Zoo is dan, zeide ik, uwe belangrijke sophia gelaten in haar treurig lot?
Zij is nog meer dan gelaten, hernam karel; zij is er zelfs vergenoegd in, en ik weet inderdaad niet, of zij wel zoude wenschen, haar gezigt niet verloren te hebben; ik wil hiermede niet zeggen, dat zij het tegenwoordig niet zou willen wederhebben, indien het mogelijk ware, nu haar karakter gevestigd is; maar haar oogappel is dermate vernietigd, dat deze hoop zelfs niet eens bij haar boven komt, en zij geen wonderwerk verlangt. ‘Wie weet,’ zegt zij, ‘voor hoe vele gevaren ik door deze heilzame bezoeking bewaard ben! Ik was een wild, los en verwaand meisje. Mijne zwarte oogen, zegt men, waren zeer fraai; het gaf mij reeds vermaak, dit te hooren zeggen; hoogst waarschijnlijk is het, dat ik, grooter wordende, eene kokette, ligtzinnig, onbedacht, en zekerlijk ongelukkig zou geweest zijn.’ En denkt gij niet, mijn vriend, dat sophia gelijk heeft?

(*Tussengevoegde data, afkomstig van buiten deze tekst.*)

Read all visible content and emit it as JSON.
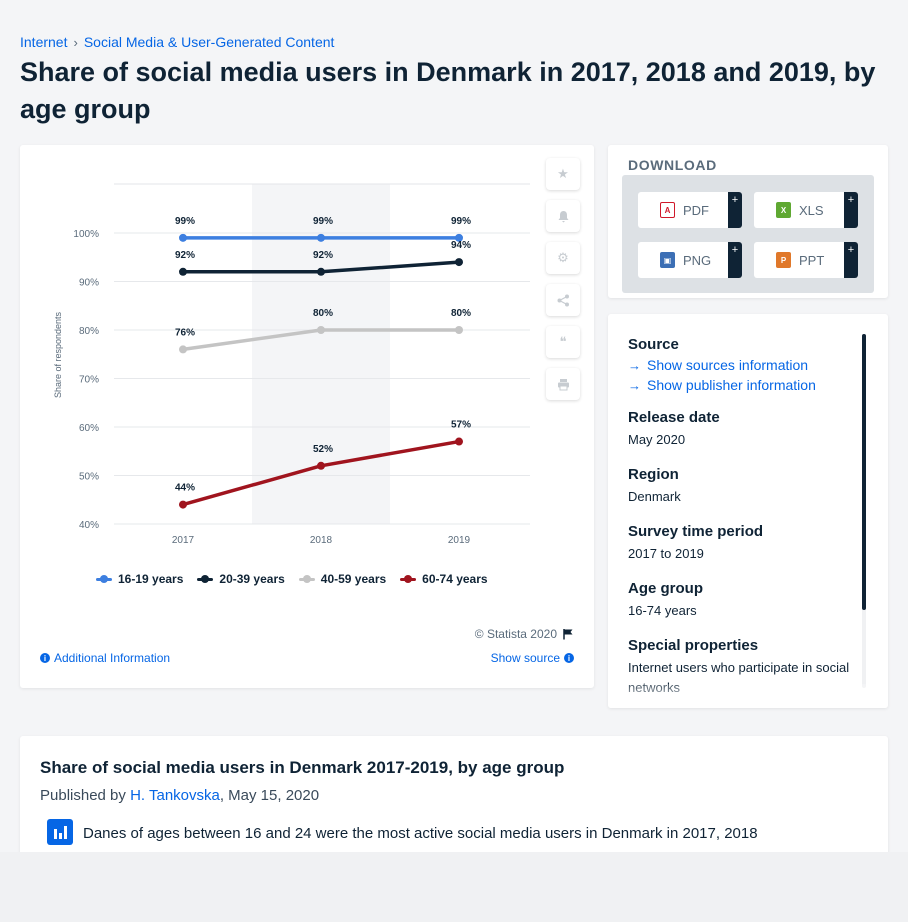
{
  "breadcrumb": {
    "items": [
      "Internet",
      "Social Media & User-Generated Content"
    ],
    "separator": "›"
  },
  "page_title": "Share of social media users in Denmark in 2017, 2018 and 2019, by age group",
  "chart_tools": [
    "star-icon",
    "bell-icon",
    "gear-icon",
    "share-icon",
    "quote-icon",
    "print-icon"
  ],
  "chart_data": {
    "type": "line",
    "title": "",
    "xlabel": "",
    "ylabel": "Share of respondents",
    "x": [
      "2017",
      "2018",
      "2019"
    ],
    "ylim": [
      40,
      100
    ],
    "yticks": [
      "40%",
      "50%",
      "60%",
      "70%",
      "80%",
      "90%",
      "100%"
    ],
    "grid": true,
    "legend_position": "bottom",
    "series": [
      {
        "name": "16-19 years",
        "color": "#3d7fe0",
        "values": [
          99,
          99,
          99
        ],
        "labels": [
          "99%",
          "99%",
          "99%"
        ]
      },
      {
        "name": "20-39 years",
        "color": "#0f2335",
        "values": [
          92,
          92,
          94
        ],
        "labels": [
          "92%",
          "92%",
          "94%"
        ]
      },
      {
        "name": "40-59 years",
        "color": "#c4c4c4",
        "values": [
          76,
          80,
          80
        ],
        "labels": [
          "76%",
          "80%",
          "80%"
        ]
      },
      {
        "name": "60-74 years",
        "color": "#a0141e",
        "values": [
          44,
          52,
          57
        ],
        "labels": [
          "44%",
          "52%",
          "57%"
        ]
      }
    ]
  },
  "chart_footer": {
    "copyright": "© Statista 2020",
    "additional_info": "Additional Information",
    "show_source": "Show source"
  },
  "download": {
    "title": "DOWNLOAD",
    "buttons": [
      {
        "label": "PDF",
        "icon": "pdf-file-icon",
        "color": "#d0182a"
      },
      {
        "label": "XLS",
        "icon": "xls-file-icon",
        "color": "#5fa832"
      },
      {
        "label": "PNG",
        "icon": "png-file-icon",
        "color": "#3c6fb5"
      },
      {
        "label": "PPT",
        "icon": "ppt-file-icon",
        "color": "#e0782a"
      }
    ],
    "plus": "+"
  },
  "source_panel": {
    "source_heading": "Source",
    "show_sources": "Show sources information",
    "show_publisher": "Show publisher information",
    "release_date_label": "Release date",
    "release_date": "May 2020",
    "region_label": "Region",
    "region": "Denmark",
    "survey_period_label": "Survey time period",
    "survey_period": "2017 to 2019",
    "age_group_label": "Age group",
    "age_group": "16-74 years",
    "special_label": "Special properties",
    "special": "Internet users who participate in social networks"
  },
  "statistic": {
    "title": "Share of social media users in Denmark 2017-2019, by age group",
    "published_prefix": "Published by",
    "author": "H. Tankovska",
    "date": ", May 15, 2020",
    "summary": "Danes of ages between 16 and 24 were the most active social media users in Denmark in 2017, 2018"
  }
}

Hare denkbeelden, haar smaak, hare wenschen hebben eene andere rigting genomen; bijkans kent zij het kwade niet: hare ziel is als een ijsveld gebleven, door geenerlei windgeblaas geschonden; nooit heeft een stout of wellustig oog de hare met een' onaangenamen blos doen nederslaan; en indien eenige gesprekken van dien aard hare ooren kwetsten, zij zou ze niet begrijpen: want er zijn dingen, die door het gezigt alleen zich laten verklaren aan eene ziel, zoo onschuldig als die van sophia.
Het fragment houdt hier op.